Terkait dengan tuntutan dunia kerja global, minimal terdapat 10 (sepuluh) kompetensi (generik) yang harus dimiliki para pekerja global (Moran dan Riesenberger, 1994), sebagai jaminan untuk dapat bekerja dengan rasa aman dan sejahtera ketika bekerja sebagai karyawan globa, yaitu:
- Kompetensi lingkungan, yaitu kemampuan memahami lingkungan internasional – atau minima memahami kondisi lingkungan negara dimana ia ditempatkan. Dengan memahami lingkungan kerja tersebut, akan menumbuhkan ketenangan dan kedamaian dalam bekerja.
- Kompetensi analitik, yaitu kemampuan untuk menganalisis peluang pasar, persyaratan, prosedur dan mekanisme kerja di negara dimana ia ditempatkan. Hal tersbeut dapat meminimasi kekagetan akibat adanya perubahan peraturan, maupun kebijakan makro yang sering tidak terduga. Dengan memiliki kemampuan analisis ini, minimal mempengaruhi tumbuhnya rasa aman dalam bekerja.
- Kompetensi stratejik, yaitu kemampuan menyusun dan mengambangkan stratejik didasarkan analisis ke depan dan ke belakang (backward and forward lingkges). Hal ini sangat membantu untuk memilih alternatif terbaik dalam memanfaatakn setiap peluang bagi jaminan dan kesejahteraan karyawan maupun dirinya.
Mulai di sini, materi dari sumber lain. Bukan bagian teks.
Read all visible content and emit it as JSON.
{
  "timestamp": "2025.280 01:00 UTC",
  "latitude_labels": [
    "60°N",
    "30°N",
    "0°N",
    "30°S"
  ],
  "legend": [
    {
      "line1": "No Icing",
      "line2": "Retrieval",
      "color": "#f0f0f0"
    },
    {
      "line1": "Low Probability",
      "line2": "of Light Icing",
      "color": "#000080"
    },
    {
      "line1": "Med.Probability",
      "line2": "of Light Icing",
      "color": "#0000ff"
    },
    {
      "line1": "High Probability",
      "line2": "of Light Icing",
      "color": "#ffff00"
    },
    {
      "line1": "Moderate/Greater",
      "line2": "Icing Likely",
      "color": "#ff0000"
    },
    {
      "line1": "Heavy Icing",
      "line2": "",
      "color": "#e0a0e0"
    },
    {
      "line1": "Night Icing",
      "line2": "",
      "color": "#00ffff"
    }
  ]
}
- Kompetensi fungsional, yaitu kemampuan untuk merancang program dalam mengantisipasi setiap peluang dan perubahan yang mungkin terjadi, sehingga dapat terhindar dari dampak negatif yang tidak diinginkan, atau gaji tidak dibayar. Dengan memiliki kompetensi fungsional, seorang pekerja dapat mendeteksi secara lebih dini dari akibat yang mungkin timbul di masa yang akan datang.
- Kompetensi manajerial, yaitu kemampuan untuk mengelola setiap kegiatan, baik kegiatan pemasaran, lobi, maupun negosisasi, sehingga dapat mengantisipasi dengan cepat, tepat dan meminimasi resiko. Kompetensi ini sangat penting untuk menjamin kelangsungan kerja, perpanjangan kontrak kerja maupun kesempatan untuk dapat bekerja lagi di luar negeri.
- Kompetensi profesi, yaitu kemampuan menguasai keterampilan secara profesional atau keahlian pada suatu bidang tertentu, sehingga dapat dimanfaatkan ketika mencapai purna kerja. Hal ini sangat bermanfaat selain untuk dirinya juga bagi pembangunan nasional.
- Kompetensi sosial, yaitu kemampuan untuk menyesuaikan/beradaptasi dengan suasan dan kondisi kerja di negara baru, sehingag mampu menyatu dan mengaktualisasikan diri dengan lingkungan sosial masyarakat maupun di tempat kerja setempat. Hal ini sangat bermanfaat untuk mampu memahami adat istiadat, budaya kerja, hal-hal yang boleh dan tidak boleh atau dilarang di sebuah negara atau bangsa.
- Kompetensi intelektual, yaitu kemampuan untuk mengembangkan intelektualitas dan daya nalar, yang sangat dibutuhkan agar mampu beradaptasi dengan tuntutan perubahan, perkembangan ilmu, kemajuan masyarakat dan sebagainya.
- Kompetensi individu, yaitu kemampuann untuk mengarahkan dan menggunakan keunggulan yang dimilikinya, baik keunggulan yang terkait dengan ilmu pengetahuan dan teknologi maupun talenta-talenta lain yang dimilikinya.
- Kompetensi perilaku (behavior), yaitu kemampuan untuk bersikap terbuka (transaparan) dan objektif da;am melaksanakan tugas pokok dan fungsi jabatannya, baik sebagai manajemen atau karyawan global.
Disarikan dari buku: Knowledge Management dalam Konteks Organisasi Pembelajar, Penulis: Jann Hidayat Tjakraatmadja, Donald Crestofel Lantu, Hal: 29-34.